Вопрос был сделан, как всегда, по-французски. Прибыв в Россию из Франции в 1812 году с Наполеоновской армией, Ландражен не вернулся уже на родину, а пристроился в могилевском губернском правлении помощником переводчика; вскоре же, найдя более выгодным педагогическое поприще, он стал преподавать свой родной язык сперва в частных домах, а потом и в учебных заведениях. С 1822 года он состоял младшим профессором французской словесности в Нежинской гимназии, а также и хранителем гимназической библиотеки, которую старался пополнять, конечно, только французскими книгами. Благодаря этому, многие воспитанники, охотники до чтения, говорили уже свободно по-французски. Гоголь, хоть и любивший читать, но одни русские книги, и Риттер, ничего никогда не читавший, не принадлежали к числу этих знатоков французской речи и потому отвечали профессору всегда по-русски. Ландражен им в этом не препятствовал: на нет и суда нет, — но отметками их, понятно, не баловал.
На оклик профессора, Риттер проворно вынул изо рта свою жвачку и привстал с места.
— Я ничего, Иван Яковлевич.
— Слышали вы, что я сейчас объяснял?
— Слышал-с.
— Так повторите.
Риттер безмолвствовал.
— Вы, может быть, и слышали, да не слушали.

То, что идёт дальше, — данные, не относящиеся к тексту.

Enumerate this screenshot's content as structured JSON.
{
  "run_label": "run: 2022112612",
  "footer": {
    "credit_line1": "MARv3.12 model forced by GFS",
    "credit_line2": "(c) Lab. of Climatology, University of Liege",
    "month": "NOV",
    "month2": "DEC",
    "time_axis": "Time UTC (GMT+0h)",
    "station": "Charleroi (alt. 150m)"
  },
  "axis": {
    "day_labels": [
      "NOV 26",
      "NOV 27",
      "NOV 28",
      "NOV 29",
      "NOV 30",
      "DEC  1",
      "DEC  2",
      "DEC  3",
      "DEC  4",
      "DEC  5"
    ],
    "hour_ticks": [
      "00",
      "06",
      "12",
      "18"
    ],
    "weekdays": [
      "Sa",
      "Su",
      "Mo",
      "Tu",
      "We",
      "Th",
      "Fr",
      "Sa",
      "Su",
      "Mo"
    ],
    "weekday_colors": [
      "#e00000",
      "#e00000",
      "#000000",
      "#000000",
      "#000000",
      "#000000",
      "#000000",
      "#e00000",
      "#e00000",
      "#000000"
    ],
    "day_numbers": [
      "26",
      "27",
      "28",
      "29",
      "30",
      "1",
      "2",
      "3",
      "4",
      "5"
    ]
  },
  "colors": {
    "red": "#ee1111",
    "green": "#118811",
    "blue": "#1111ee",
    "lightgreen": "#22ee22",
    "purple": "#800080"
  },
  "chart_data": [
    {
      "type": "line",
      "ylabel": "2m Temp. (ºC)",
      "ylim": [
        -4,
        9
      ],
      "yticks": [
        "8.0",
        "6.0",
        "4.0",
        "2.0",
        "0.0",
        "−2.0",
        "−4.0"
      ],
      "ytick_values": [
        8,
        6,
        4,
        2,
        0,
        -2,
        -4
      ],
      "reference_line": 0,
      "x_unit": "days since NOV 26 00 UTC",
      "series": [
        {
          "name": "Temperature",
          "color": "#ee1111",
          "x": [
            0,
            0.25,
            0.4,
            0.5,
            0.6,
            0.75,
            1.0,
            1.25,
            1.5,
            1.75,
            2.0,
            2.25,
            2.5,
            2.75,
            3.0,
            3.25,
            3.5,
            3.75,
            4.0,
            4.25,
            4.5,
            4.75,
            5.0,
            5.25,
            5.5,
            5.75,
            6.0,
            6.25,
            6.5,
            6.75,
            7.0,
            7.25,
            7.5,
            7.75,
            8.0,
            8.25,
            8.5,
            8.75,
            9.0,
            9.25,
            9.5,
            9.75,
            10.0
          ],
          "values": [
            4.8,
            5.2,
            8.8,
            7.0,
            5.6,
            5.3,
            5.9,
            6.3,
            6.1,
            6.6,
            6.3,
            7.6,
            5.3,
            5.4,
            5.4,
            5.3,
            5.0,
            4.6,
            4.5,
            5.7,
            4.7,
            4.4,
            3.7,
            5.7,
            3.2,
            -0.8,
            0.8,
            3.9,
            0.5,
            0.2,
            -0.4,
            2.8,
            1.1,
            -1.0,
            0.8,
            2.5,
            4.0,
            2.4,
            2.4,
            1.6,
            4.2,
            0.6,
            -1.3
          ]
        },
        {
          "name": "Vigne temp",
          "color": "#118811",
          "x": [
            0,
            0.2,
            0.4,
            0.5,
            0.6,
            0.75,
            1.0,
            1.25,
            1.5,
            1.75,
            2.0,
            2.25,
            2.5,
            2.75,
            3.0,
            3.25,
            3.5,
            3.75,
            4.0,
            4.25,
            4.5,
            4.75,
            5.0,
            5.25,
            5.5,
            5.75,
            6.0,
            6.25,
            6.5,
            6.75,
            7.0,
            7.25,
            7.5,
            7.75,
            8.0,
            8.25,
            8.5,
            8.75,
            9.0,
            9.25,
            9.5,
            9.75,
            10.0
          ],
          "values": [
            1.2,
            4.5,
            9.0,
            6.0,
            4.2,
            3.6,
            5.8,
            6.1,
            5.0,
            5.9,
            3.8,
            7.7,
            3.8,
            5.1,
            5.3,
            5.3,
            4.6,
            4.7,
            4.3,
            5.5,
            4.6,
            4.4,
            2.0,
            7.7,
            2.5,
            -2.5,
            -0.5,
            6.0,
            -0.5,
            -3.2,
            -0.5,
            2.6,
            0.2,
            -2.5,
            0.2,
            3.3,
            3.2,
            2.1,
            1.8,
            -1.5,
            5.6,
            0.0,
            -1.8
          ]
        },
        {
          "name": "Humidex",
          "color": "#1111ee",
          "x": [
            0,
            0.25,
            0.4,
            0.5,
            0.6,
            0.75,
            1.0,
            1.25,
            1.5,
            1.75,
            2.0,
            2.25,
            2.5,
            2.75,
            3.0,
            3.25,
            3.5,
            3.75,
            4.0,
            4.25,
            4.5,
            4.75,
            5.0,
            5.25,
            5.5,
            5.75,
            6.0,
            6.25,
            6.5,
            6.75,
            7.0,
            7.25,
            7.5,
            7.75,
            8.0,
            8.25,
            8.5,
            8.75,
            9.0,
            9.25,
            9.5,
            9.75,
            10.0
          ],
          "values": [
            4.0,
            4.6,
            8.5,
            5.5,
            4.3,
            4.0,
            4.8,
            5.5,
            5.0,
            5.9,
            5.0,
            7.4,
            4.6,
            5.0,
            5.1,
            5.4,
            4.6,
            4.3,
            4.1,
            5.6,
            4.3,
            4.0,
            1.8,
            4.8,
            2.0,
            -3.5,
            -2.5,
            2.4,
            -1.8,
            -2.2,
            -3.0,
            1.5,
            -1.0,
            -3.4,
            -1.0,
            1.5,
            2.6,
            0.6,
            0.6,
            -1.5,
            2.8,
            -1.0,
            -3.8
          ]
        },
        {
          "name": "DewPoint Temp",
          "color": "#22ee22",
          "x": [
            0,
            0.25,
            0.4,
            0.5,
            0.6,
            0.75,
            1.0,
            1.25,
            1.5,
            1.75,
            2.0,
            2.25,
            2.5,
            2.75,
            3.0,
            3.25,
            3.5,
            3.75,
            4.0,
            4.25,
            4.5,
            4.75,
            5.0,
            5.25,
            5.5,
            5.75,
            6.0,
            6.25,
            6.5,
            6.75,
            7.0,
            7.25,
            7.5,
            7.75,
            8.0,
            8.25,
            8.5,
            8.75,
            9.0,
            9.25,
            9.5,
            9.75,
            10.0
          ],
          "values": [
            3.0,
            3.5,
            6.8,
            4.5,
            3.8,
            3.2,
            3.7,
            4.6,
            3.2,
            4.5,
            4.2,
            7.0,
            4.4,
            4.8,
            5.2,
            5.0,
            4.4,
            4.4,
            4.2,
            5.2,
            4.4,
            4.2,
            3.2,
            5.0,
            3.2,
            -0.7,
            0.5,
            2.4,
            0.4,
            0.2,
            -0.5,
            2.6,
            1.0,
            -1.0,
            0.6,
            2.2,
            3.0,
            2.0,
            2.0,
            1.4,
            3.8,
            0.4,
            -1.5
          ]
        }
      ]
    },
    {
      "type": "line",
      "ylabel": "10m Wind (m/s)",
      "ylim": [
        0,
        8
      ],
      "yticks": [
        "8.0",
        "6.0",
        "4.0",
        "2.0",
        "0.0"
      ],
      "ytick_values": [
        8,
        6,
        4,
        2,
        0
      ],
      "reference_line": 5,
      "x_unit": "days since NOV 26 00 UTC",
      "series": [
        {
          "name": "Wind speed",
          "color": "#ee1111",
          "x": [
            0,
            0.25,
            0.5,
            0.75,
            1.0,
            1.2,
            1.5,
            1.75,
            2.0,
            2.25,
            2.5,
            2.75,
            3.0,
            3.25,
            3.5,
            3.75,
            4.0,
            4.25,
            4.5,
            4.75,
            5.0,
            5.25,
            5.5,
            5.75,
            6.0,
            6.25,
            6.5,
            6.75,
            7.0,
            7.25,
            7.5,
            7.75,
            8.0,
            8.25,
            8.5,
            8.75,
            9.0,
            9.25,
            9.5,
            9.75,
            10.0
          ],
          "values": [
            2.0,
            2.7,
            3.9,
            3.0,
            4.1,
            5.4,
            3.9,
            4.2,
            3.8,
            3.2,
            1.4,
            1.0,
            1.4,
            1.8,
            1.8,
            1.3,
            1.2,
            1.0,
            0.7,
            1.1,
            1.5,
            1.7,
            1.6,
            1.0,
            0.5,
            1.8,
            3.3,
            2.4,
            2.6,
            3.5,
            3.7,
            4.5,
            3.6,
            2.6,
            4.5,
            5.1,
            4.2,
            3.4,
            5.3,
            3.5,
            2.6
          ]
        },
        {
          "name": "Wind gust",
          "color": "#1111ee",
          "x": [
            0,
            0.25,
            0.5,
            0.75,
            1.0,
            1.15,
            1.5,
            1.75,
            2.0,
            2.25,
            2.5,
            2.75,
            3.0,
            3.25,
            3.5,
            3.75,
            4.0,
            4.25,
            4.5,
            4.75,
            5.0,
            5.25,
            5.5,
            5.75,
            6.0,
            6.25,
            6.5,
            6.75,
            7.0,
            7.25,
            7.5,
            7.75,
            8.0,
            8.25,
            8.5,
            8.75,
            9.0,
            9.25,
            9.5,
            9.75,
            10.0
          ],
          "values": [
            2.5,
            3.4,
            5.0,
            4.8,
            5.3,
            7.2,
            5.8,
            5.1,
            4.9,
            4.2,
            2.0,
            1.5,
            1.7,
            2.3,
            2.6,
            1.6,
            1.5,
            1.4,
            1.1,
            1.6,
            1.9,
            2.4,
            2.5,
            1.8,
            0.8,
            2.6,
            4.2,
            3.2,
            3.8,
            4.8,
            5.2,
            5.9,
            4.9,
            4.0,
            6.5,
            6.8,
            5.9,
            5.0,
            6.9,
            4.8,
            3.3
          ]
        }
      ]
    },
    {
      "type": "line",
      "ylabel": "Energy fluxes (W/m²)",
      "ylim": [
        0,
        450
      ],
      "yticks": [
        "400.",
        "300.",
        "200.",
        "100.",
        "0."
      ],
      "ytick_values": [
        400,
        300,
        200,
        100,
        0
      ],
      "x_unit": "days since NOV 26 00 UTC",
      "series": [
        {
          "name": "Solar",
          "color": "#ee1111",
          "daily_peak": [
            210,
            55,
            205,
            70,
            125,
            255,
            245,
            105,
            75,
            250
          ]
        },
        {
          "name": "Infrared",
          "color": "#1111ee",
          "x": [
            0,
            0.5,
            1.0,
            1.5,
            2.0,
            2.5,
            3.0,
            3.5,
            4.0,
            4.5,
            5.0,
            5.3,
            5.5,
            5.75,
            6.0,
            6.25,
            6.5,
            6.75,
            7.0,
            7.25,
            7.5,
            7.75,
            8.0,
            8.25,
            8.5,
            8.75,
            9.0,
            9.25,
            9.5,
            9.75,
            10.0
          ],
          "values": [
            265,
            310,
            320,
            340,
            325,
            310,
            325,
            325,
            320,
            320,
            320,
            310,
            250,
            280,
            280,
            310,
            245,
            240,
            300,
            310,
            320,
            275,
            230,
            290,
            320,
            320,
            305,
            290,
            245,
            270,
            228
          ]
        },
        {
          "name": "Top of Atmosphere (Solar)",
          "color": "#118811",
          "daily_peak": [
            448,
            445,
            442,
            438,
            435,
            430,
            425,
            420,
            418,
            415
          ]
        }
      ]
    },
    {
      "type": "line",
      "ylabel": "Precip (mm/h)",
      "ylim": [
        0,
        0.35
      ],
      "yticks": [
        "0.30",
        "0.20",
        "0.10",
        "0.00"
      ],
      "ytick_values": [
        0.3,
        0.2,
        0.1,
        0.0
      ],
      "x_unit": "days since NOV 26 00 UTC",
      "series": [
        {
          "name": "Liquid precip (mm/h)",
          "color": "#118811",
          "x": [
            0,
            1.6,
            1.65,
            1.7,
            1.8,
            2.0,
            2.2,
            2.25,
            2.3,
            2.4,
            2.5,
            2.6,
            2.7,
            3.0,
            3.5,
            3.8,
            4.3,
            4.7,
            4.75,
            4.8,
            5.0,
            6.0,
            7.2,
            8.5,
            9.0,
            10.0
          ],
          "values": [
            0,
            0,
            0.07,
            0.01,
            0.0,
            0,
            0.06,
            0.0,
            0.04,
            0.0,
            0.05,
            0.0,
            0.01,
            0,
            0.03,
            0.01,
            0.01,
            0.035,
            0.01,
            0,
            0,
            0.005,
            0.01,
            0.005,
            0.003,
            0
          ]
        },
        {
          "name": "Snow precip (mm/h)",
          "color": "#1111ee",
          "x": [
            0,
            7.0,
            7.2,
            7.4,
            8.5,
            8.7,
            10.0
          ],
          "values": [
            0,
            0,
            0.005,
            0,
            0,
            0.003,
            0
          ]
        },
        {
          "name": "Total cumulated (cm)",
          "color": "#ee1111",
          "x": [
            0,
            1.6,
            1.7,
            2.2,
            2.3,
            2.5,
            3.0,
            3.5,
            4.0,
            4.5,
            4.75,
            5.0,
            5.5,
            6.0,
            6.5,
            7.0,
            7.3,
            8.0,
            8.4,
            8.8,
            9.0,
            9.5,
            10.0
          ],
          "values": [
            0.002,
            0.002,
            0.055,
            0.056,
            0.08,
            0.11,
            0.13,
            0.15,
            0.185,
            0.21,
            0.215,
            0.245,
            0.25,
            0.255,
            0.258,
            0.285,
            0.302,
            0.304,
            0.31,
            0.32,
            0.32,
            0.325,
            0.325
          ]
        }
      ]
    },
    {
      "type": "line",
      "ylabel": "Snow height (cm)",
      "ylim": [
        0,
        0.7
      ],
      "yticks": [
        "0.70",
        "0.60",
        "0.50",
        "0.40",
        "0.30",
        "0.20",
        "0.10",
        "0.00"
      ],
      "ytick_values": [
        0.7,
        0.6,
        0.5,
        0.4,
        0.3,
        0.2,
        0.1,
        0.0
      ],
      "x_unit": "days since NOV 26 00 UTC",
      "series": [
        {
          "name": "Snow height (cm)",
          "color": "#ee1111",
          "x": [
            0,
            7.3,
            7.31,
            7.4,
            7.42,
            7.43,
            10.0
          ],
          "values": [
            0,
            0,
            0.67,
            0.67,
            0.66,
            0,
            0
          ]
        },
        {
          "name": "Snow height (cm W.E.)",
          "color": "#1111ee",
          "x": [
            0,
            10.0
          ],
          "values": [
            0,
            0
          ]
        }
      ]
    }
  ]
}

Покажите-ка сюда вашу тетрадку.
— Я, Иван Яковлевич, забыл ее в музее.
«Музеями» назывались рабочие залы пансионеров, где они готовили уроки к следующему дню, и помещались вместе с классными комнатами во втором этаже гимназического здания.
— Эта забывчивость у вас просто хроническая, — заметил Ландражен. — Ну, что, если бы все вы, 200 человек, забывали этак свои тетради?
— А вот сейчас высчитаем, что бы из сего вышло, — сказал Гоголь и стал как бы считать по пальцам: — по 4 урока в день, это составило бы на 200 человек 800 тетрадей, а в год 800, помноженные на 365 или, для краткости, на 300, — 240 000! Легко сказать: проверить 240 000 тетрадей! Лучше уж прямо в гроб ложись и помирай.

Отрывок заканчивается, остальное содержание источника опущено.